- The Hazel Wood, Melissa Albert
- The Pearl King, Sarah Painter
- American Demon, Kim Harrison
- Walking on Water, Madeleine L’Engle
- To Marry an English Lord, Gail MacColl & Carol McD. Wallace
- Every Step She Takes, Kelley Armstrong
- Making Up and Pretty Face, Lucy Parker
Just to mitigate my all-female list, I read older books by Reginald Hill and Edmund Crispin, too.
Here’s a quirk of mine I’m not glad to admit. Sometimes, the more a book is praised, I get contrary and dig in my feet, no matter who tells me it’s great. That’s how I came to delay reading The Hazel Wood. The praise was all valid. This novel about the power of narrative sucked me in and wouldn’t let me go. Alice, who believes she is seventeen, has led a life that very few teens could match. Though Alice has a famous grandmother she’s never met, Alice and her mother Ella have moved from place to place continually, sometimes just moments ahead of the dreadful thing pursuing them. When her mother is caught and abducted, Alice must find and free her . . . if Ella is not already dead.
The Pearl King is the fourth book about London private eye and criminal family member Lydia Crowe. Lydia’s assistant is a ghost, by the way. Lydia’s powers are just beginning to assert themselves as she faces challenges, both from her terrifying Uncle Charlie and the other criminal families – the Foxes, the Silvers, and the Pearls. I have really enjoyed all these books a lot, and I am anxious to read the next one.
It’s been a long time since Kim Harrison wrote a Rachel Morgan book, but I think fans will find American Demon a very satisfying read. Rachel is in love with her former arch-enemy, but there’s trouble in the Hollows, of course. Apparently, her magic when she saved the world has unleashed something pretty awful, and the opposition against her mounts as she struggles to correct the release of a terrible force.
Madeleine L’Engle is, of course, the celebrated author best known for “A Wrinkled in Time.” Walking on Water is L’Engle’s reflection on being a Christian writer, what that means, and how a writer with that conviction connects to the world and art. Sometimes I agree with her, and sometimes I disagree, but I’m always interested in her ideas.

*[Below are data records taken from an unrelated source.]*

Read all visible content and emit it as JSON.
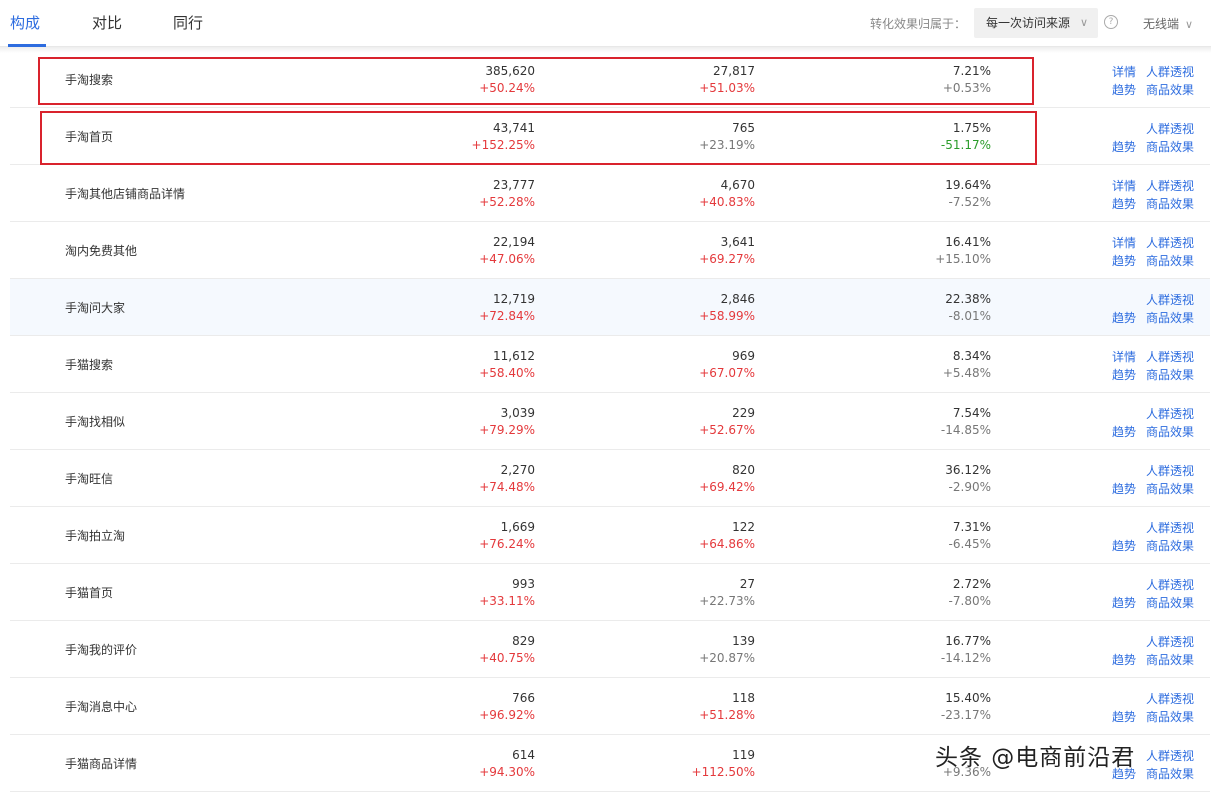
{
  "tabs": [
    "构成",
    "对比",
    "同行"
  ],
  "attribution": {
    "label": "转化效果归属于：",
    "selected": "每一次访问来源",
    "help": "?"
  },
  "device": "无线端",
  "links": {
    "detail": "详情",
    "crowd": "人群透视",
    "trend": "趋势",
    "goods": "商品效果"
  },
  "rows": [
    {
      "name": "手淘搜索",
      "v1": "385,620",
      "d1": "+50.24%",
      "v2": "27,817",
      "d2": "+51.03%",
      "v3": "7.21%",
      "d3": "+0.53%",
      "detail": true
    },
    {
      "name": "手淘首页",
      "v1": "43,741",
      "d1": "+152.25%",
      "v2": "765",
      "d2": "+23.19%",
      "v3": "1.75%",
      "d3": "-51.17%",
      "detail": false
    },
    {
      "name": "手淘其他店铺商品详情",
      "v1": "23,777",
      "d1": "+52.28%",
      "v2": "4,670",
      "d2": "+40.83%",
      "v3": "19.64%",
      "d3": "-7.52%",
      "detail": true
    },
    {
      "name": "淘内免费其他",
      "v1": "22,194",
      "d1": "+47.06%",
      "v2": "3,641",
      "d2": "+69.27%",
      "v3": "16.41%",
      "d3": "+15.10%",
      "detail": true
    },
    {
      "name": "手淘问大家",
      "v1": "12,719",
      "d1": "+72.84%",
      "v2": "2,846",
      "d2": "+58.99%",
      "v3": "22.38%",
      "d3": "-8.01%",
      "detail": false
    },
    {
      "name": "手猫搜索",
      "v1": "11,612",
      "d1": "+58.40%",
      "v2": "969",
      "d2": "+67.07%",
      "v3": "8.34%",
      "d3": "+5.48%",
      "detail": true
    },
    {
      "name": "手淘找相似",
      "v1": "3,039",
      "d1": "+79.29%",
      "v2": "229",
      "d2": "+52.67%",
      "v3": "7.54%",
      "d3": "-14.85%",
      "detail": false
    },
    {
      "name": "手淘旺信",
      "v1": "2,270",
      "d1": "+74.48%",
      "v2": "820",
      "d2": "+69.42%",
      "v3": "36.12%",
      "d3": "-2.90%",
      "detail": false
    },
    {
      "name": "手淘拍立淘",
      "v1": "1,669",
      "d1": "+76.24%",
      "v2": "122",
      "d2": "+64.86%",
      "v3": "7.31%",
      "d3": "-6.45%",
      "detail": false
    },
    {
      "name": "手猫首页",
      "v1": "993",
      "d1": "+33.11%",
      "v2": "27",
      "d2": "+22.73%",
      "v3": "2.72%",
      "d3": "-7.80%",
      "detail": false
    },
    {
      "name": "手淘我的评价",
      "v1": "829",
      "d1": "+40.75%",
      "v2": "139",
      "d2": "+20.87%",
      "v3": "16.77%",
      "d3": "-14.12%",
      "detail": false
    },
    {
      "name": "手淘消息中心",
      "v1": "766",
      "d1": "+96.92%",
      "v2": "118",
      "d2": "+51.28%",
      "v3": "15.40%",
      "d3": "-23.17%",
      "detail": false
    },
    {
      "name": "手猫商品详情",
      "v1": "614",
      "d1": "+94.30%",
      "v2": "119",
      "d2": "+112.50%",
      "v3": "",
      "d3": "+9.36%",
      "detail": false
    }
  ],
  "colors": {
    "accent": "#2d6cdf",
    "up": "#e4393c",
    "down": "#2b9c2b",
    "highlight": "#d9232d"
  },
  "watermark": "头条 @电商前沿君"
}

To Marry an English Lord is not a fictional romance, but a lively collection of the adventures of young American heiresses who crossed the ocean in search of impoverished English noblemen who needed cash. As you might expect, some of them found success and some of them found heartbreak. These women are the basis for the plot of “Downton Abbey” and of Edith Wharton’s “The Buccaneers.”
Kelley Armstrong has long been a favorite writer, and Every Step She Takes is a strong entry in Armstrong’s body of work. Genevieve Callahan is an ex-pat living in Rome, with an interesting apartment and a handsome boyfriend. She never talks about her past, but it catches up with her in a big way when she finds a package on her kitchen table labeled “Lucy Callahan,” a name she hasn’t gone by in years . . . since the terrible scandal that dragged her name and picture through all the tabloids. No one knows the power of lies more than Genevieve, and no one fears a return to the public consciousness as much as her. But can she keep herself safe? Someone is out to get her . . .
Lucy Parker is a lively writer of modern romances. These two (Making Up and Pretty Face) are both set in the London theater scene, and they’re charming. What I like about Parker’s writing is that the protagonists don’t fall into the obvious traps set for them. They talk about their problems and listen to each other. Voila!
I got nothing. I have no plans for next year, except for the most vague. I will go to Malice Domestic . . . if it’s held. I’ll do an event in Fort Worth . . . if they have it. I’ll go to church again . . . when it reopens. In the meantime, I’m watching record hours of TV and reading many, many books. There are worse things to do.